March 21, 2016

Yesterday marked the change in season with the Vernal (Spring) Equinox and spring cleaning begins with fervor for some of us.

Cleaning out the pantry can be full of nasty and pleasant surprises especially when you come across a veritable collection of sugar sachets that dates back over 20 years, just like that postcard advertisement fad that has come and gone. It had initially started as a cheap souvenir substitute of a particular fond memory of a coffee shop or a funky pack of sugar as the extra touch of a proud café manager.

In later years, the sugar sachets started piling up when you did those commodity trades, grabbing those Starbucks sachets in symbolic solidarity with your longs as Jim Rogers jokes about in his seminars too, coincidentally.

Sugar is one of the 10 foods that does not spoil, along with whisky, my other favourite food stuff that does not go bad. And sugar has been the best performing soft commodity in the past month, rising 25% against the USD to a new 1 year high of $16.10.

Graph1

The sugar collection crusade has done well for the past 12 months, through higher lows and higher lows and thankfully for the El Nino, that the “Silent Killer” commodity has turned out to be the best performer in the world.

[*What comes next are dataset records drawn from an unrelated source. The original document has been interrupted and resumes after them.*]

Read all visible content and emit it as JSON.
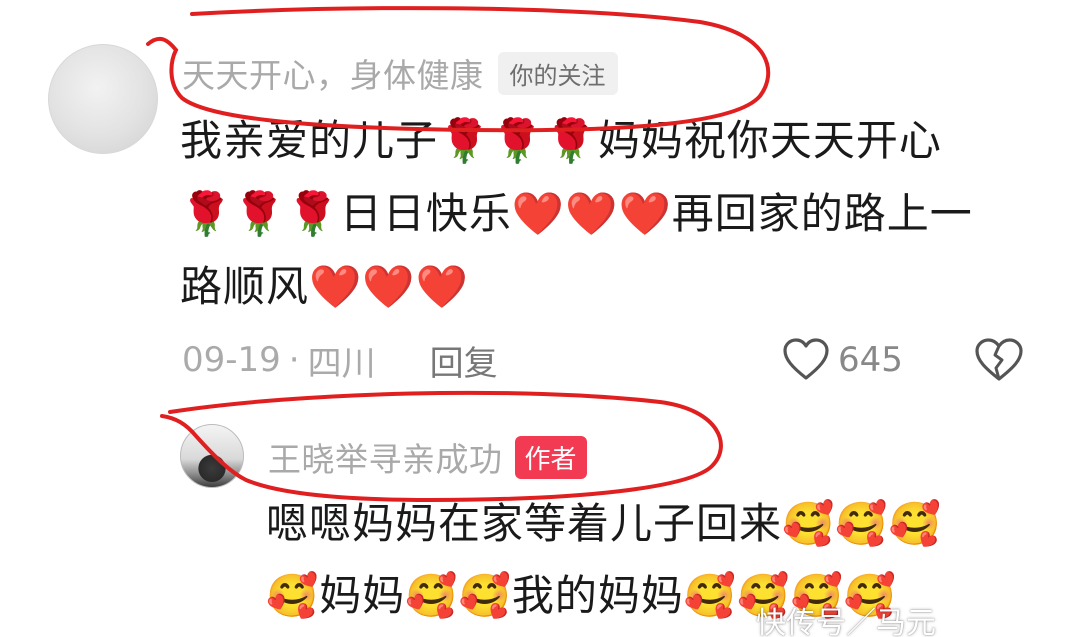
{
  "comment": {
    "username": "天天开心，身体健康",
    "badge": "你的关注",
    "text_lines": [
      "我亲爱的儿子🌹🌹🌹妈妈祝你天天开心",
      "🌹🌹🌹日日快乐❤️❤️❤️再回家的路上一",
      "路顺风❤️❤️❤️"
    ],
    "date": "09-19",
    "separator": "·",
    "location": "四川",
    "reply_label": "回复",
    "like_count": "645",
    "icons": {
      "like": "heart-outline-icon",
      "dislike": "broken-heart-icon"
    }
  },
  "reply": {
    "username": "王晓举寻亲成功",
    "badge": "作者",
    "text_lines": [
      "嗯嗯妈妈在家等着儿子回来🥰🥰🥰",
      "🥰妈妈🥰🥰我的妈妈🥰🥰🥰🥰"
    ]
  },
  "watermark": "快传号／马元",
  "colors": {
    "username": "#a9a9a9",
    "author_badge": "#f23a52",
    "annotation": "#e02020",
    "text": "#1a1a1a"
  }
}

And Sugar is not exactly the same “sugar” in the respiratory processes of all things living.

Nonetheless, the rewards have been good for our Sugar call in July last year, although we cannot say the same for the AIGA LN (Agriculture) ETF which we have favoured a little over Olive Oil. 

Graph3

Source: Tradehaven

Inflation

How convenient it would be for the global central banks if Sugar was all that was needed for inflationary pressures.

25% in 12 months!

Alas, Sugar is not Oil which has its foot in every piece of the pie in terms of contagion effects, stretching from agriculture (fertiliser) to industrial and to the R&D investment dollar, all closely tied to the financial system, global markets and even politics.

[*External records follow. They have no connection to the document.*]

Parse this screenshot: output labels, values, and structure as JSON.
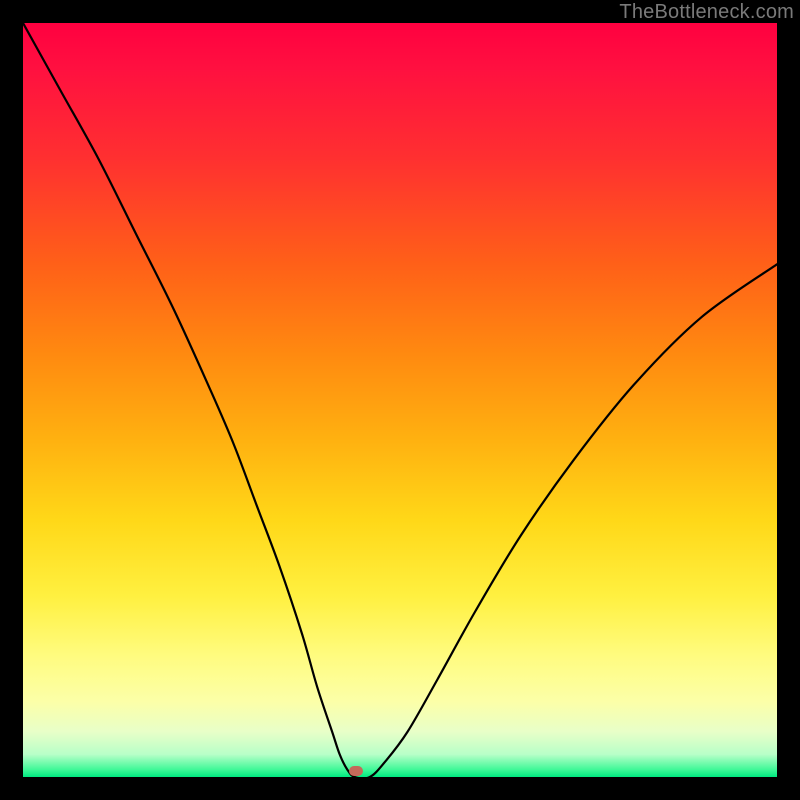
{
  "watermark": "TheBottleneck.com",
  "marker": {
    "x_pct": 44.2,
    "y_pct": 99.2
  },
  "chart_data": {
    "type": "line",
    "title": "",
    "xlabel": "",
    "ylabel": "",
    "xlim": [
      0,
      100
    ],
    "ylim": [
      0,
      100
    ],
    "x": [
      0,
      5,
      10,
      15,
      20,
      25,
      28,
      31,
      34,
      37,
      39,
      41,
      42,
      43,
      44,
      46,
      48,
      51,
      55,
      60,
      66,
      73,
      81,
      90,
      100
    ],
    "values": [
      100,
      91,
      82,
      72,
      62,
      51,
      44,
      36,
      28,
      19,
      12,
      6,
      3,
      1,
      0,
      0,
      2,
      6,
      13,
      22,
      32,
      42,
      52,
      61,
      68
    ],
    "annotations": []
  }
}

With central bankers all bent on an inflationary path, all the way to bringing interest rates into negative territory, markets’ first reaction has been one of rejection and we note the big snubs to the BoJ and the ECB on their recent decisions as the markets took their currencies stronger, adding to financial stress in the system, adding to confusion and spreading the mayhem especially after the US Federal Reserve revised their rate hike expectations last week where we got a reaction quite akin to the last QE3 announcement, further weakening the USD and undoing the BoJ’s and ECB’s efforts to date.

Preparedness

The time is nigh, surely, to believe in inflation again and to take up that cause that it would be the main event the markets would be unprepared (or rather, unpositioned) for in the months and weeks ahead. Because over 7 billion people still need to eat daily and prices as much a function of demand and supply as it is a currency story.

Graph4

From the chart above, we see the US dollar has an inverse relation with the AIGA LN stock price, suggesting that agricultural prices are heavily influenced by the US dollar.

Commodity producers are bearing the brunt of the heat these days from Indian cotton farmer suicides, dying for the lack of inflation, to energy producers filing for bankruptcy, sordidly benefiting commodity prices.

The Weather And Geopolitics

2015 has gone down as the hottest year on record and to make it worse, February 2016 has been the hottest month in recorded history, surpassing the, now, second hottest month which was December 2015, a bad sign for sugar beets (main source of sugar in the cooler climates)!

Temperature fluctuations are not good for crops to say the least for floods and droughts.

Throw into the equation, rising tensions in the Middle East, terrorists running amok in much of oil producing Africa, oil prices are sitting on tenuous levels even if demand is falling to cause suppliers to go out of business.

Negative Interest Rates And the Bang For the Inflation Buck

What should give every commodity investor a degree of comfort is that commodities, as an asset class, have not benefited from the zero–turned-negative rates policies around the world. Even  zero-yielding gold should give an investor some comfort over negative yielding bonds and real estate bubbles. Perhaps it is just that investors have not got their heads around that idea yet and even if they did, some of their investment mandates do not permit them to execute such a plan given they are not managing their own money.

The bang for the inflation buck really comes from wages which could be the reason why Esso stations decided to hike prices in March and why BreadTalk is is charging SG$2.30 for coffee while issuing bonds at low yields.

Graph5

As for the low cost third world commodity producers, the set back from lower prices will mount as wage costs will increase. The eventual rise of wages will have to be made up in the form of higher prices which is an inevitability for low cost labour. Afterall, the painful truth for us sitting in our comfortable offices is that we really need every African to buy an iPhone to turn the global economy around, given the Chinese contributions to iPhone and real estate demand.

Why Now?

Graph6

The Bloomberg Agriculture Total Return Index above says its all.

Timing is the key and prices are near their 10 year lows as global commodity indices which include Oil, are at their 15 year lows in a beautiful downtrend. Perhaps it is time to cut the central bankers some slack for their desperation and make some money out of negative rates instead of sticking to low yielding bonds and bubbly real estate? And get a high from beating the inflation blues.